Tax is exciting -- despite what they say. Last year the Rudd Government set up the Henry Tax Review and, for a while, shovelled all its problems on to Ken Henry. The final report is looming and the Rudd Government will soon be shovelling problems away from Henry. A hard, tough and brutal tax debate is brewing. Good. Tax reform shouldn't be easy. Yet it is not clear that any reform will actually flow from the Henry Review.
Too many observers have been carried away by the GST exemption. The argument that good tax reform requires a higher GST rate or a wider base is simply lazy. It is all too easy to gouge more money out of Australian consumers by ramping up the GST. That is the genius of the Howard Government's implementation of the GST -- the states get all the benefit, the Commonwealth all the pain from any increase. There is no incentive for Canberra to modify the GST and so any proposal or tax reform predicated on a GST variation is simply a waste of everyone's time.
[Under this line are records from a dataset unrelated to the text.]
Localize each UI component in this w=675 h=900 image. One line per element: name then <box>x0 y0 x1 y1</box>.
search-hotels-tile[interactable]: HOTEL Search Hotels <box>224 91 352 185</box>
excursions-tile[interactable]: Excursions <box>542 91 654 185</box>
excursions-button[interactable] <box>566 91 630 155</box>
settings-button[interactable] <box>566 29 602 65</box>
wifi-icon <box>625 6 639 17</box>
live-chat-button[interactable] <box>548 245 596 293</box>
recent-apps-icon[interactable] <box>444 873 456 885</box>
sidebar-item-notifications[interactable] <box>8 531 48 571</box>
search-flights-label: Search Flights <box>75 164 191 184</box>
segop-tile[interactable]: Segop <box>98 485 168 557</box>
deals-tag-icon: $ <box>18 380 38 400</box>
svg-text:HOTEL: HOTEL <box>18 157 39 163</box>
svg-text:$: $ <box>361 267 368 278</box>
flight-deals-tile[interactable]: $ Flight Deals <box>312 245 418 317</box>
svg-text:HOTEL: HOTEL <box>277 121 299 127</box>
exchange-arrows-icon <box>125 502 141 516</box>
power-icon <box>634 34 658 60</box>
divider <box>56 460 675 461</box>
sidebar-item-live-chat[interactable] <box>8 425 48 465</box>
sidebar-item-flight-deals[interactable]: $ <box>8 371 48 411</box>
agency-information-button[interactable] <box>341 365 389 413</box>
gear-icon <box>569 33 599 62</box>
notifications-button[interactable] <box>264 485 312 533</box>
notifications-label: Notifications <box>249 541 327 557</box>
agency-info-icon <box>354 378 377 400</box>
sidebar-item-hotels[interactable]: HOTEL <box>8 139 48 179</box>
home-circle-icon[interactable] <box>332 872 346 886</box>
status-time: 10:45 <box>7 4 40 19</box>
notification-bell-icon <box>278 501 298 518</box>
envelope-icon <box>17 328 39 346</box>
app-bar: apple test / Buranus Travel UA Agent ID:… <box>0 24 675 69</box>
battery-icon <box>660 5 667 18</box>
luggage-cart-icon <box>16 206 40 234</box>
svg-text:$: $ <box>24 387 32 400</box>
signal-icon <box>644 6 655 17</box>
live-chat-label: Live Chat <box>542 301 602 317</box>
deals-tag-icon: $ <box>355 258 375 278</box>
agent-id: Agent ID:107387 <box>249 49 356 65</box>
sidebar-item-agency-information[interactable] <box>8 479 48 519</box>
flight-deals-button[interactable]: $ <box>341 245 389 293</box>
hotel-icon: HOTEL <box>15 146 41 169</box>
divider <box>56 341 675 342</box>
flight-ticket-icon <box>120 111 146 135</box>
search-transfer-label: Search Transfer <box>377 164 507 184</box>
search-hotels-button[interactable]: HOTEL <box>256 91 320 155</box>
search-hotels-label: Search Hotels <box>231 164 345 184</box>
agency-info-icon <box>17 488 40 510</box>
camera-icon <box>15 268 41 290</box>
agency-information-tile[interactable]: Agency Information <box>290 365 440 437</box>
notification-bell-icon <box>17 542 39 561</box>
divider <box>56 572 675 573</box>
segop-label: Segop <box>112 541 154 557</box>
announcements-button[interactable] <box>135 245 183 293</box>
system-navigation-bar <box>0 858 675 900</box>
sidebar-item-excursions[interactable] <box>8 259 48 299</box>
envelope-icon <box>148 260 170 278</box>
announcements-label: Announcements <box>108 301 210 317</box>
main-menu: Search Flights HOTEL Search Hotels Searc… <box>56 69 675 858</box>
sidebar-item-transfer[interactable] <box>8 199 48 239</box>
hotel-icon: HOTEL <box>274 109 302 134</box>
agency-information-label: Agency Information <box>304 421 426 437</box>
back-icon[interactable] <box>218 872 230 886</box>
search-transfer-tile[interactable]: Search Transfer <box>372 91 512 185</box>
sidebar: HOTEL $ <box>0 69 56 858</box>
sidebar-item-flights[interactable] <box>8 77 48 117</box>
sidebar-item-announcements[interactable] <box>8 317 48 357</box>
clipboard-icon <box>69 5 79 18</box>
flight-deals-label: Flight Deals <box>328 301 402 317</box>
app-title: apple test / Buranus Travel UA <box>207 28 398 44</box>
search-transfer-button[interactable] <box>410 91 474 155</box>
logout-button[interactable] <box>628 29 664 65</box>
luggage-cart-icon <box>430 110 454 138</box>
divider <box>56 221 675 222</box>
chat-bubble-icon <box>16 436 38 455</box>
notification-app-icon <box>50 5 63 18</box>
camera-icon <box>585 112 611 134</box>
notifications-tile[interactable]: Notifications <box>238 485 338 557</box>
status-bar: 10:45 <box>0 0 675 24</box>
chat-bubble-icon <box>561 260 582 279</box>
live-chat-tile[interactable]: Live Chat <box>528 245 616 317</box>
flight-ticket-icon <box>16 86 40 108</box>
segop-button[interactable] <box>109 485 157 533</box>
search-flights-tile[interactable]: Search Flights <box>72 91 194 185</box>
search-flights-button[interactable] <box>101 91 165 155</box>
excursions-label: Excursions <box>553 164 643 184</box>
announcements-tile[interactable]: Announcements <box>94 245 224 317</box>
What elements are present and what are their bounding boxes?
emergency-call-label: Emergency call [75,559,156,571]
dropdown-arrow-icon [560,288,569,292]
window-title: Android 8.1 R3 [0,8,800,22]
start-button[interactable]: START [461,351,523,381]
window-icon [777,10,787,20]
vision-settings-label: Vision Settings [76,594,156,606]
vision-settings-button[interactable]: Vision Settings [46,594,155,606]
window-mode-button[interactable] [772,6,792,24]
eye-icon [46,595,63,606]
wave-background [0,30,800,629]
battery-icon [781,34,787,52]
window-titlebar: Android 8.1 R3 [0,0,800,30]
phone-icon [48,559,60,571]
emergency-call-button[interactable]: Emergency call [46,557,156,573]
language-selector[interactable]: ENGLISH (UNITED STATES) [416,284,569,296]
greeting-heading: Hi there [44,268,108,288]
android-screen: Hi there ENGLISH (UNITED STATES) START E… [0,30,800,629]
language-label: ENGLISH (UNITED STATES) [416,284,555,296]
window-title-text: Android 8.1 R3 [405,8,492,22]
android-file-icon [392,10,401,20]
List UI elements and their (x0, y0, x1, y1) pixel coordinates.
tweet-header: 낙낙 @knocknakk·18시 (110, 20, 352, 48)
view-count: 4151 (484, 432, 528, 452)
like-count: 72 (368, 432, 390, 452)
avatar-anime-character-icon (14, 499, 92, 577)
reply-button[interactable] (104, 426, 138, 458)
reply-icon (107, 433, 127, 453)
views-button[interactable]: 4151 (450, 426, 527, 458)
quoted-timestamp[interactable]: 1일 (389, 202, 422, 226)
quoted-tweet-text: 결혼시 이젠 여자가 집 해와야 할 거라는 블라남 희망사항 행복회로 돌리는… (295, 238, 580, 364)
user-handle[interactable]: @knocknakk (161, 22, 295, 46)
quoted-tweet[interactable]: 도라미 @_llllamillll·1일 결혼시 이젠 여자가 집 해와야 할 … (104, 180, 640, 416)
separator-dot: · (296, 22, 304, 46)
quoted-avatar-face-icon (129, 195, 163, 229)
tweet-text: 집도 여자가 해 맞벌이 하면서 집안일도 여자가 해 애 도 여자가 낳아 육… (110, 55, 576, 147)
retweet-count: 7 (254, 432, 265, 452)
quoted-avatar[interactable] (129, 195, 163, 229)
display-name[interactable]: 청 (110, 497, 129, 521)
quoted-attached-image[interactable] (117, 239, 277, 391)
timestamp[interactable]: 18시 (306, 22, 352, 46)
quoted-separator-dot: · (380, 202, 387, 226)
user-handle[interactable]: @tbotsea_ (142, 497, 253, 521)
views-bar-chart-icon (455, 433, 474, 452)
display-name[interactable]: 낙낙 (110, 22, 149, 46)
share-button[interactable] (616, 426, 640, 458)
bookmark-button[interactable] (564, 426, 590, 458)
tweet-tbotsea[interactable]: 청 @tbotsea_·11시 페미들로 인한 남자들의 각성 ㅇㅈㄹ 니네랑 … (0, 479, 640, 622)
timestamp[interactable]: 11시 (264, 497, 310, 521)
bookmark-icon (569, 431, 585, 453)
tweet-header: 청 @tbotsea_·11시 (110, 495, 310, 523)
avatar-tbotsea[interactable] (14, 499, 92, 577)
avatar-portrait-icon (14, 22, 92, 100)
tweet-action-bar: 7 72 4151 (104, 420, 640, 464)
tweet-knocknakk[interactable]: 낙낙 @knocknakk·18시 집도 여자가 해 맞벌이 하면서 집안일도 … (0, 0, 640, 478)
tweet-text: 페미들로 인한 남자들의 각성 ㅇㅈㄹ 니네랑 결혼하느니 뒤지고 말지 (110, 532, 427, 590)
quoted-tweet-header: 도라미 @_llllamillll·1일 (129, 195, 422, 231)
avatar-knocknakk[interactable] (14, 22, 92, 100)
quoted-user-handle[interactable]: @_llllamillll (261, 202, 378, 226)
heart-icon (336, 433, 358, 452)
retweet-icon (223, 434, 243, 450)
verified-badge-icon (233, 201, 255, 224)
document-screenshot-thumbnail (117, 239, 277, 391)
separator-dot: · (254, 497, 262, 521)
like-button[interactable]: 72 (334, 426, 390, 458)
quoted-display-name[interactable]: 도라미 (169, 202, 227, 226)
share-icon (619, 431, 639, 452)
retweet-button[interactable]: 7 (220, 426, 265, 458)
Of course, the tax purists are up in arms. Yet tax debates are when the expression "We live in a society, not an economy" especially has merit.
Australians have no interest in living in a theoretically purist tax system. Rather they want to get on with their lives while ensuring that the various governments are appropriately funded. The debate has bogged down with the tax tail wagging the dog.
The best example of this is the notion of taxing the family home.
Newspaper reports have suggested that owner-occupied housing is some sort of tax rort. A Henry Review consultation paper suggested that the Commonwealth foregoes about $25 billion per year. Remember not being taxed to live in your own house is a concession -- home owners should be grateful.
People who advocate taxing the family home are invoking a "tax folk theorem". As Professor Joel Slemrod, of the University of Michigan, has explained:
"There is a folk theorem among tax policymakers that goes as follows: all taxes have weaknesses, and the marginal social cost of the weaknesses increase with the tax system's reliance on any given tax. Therefore, revenues should be collected from a variety of taxes rather than a small number."
This folk theorem can be seen at work when Professor John Freebairn, of Melbourne University, suggested that the tax-free status of the family home lead to an over-investment in housing, and too little saving in bank accounts. Remarkably he didn't suggest that bank interest be tax free, rather he proposed a tax on owner-occupied housing. The United States does have such a tax and it doesn't seem to have prevented an over-investment in housing there.
The debate to date seems to be an exercise in how bureaucrats can devise a perfect tax system to raise more money. No bureaucrat ever saw a problem that more money wouldn't solve. But it is not clear that our existing tax system raises too little revenue, the problem is more likely the vertical imbalances in the system. Tax reform must be about the Commonwealth raising less money and the states raising more.
Unfortunately, all we're hearing from the Henry Review is increasing taxation and greater centralisation.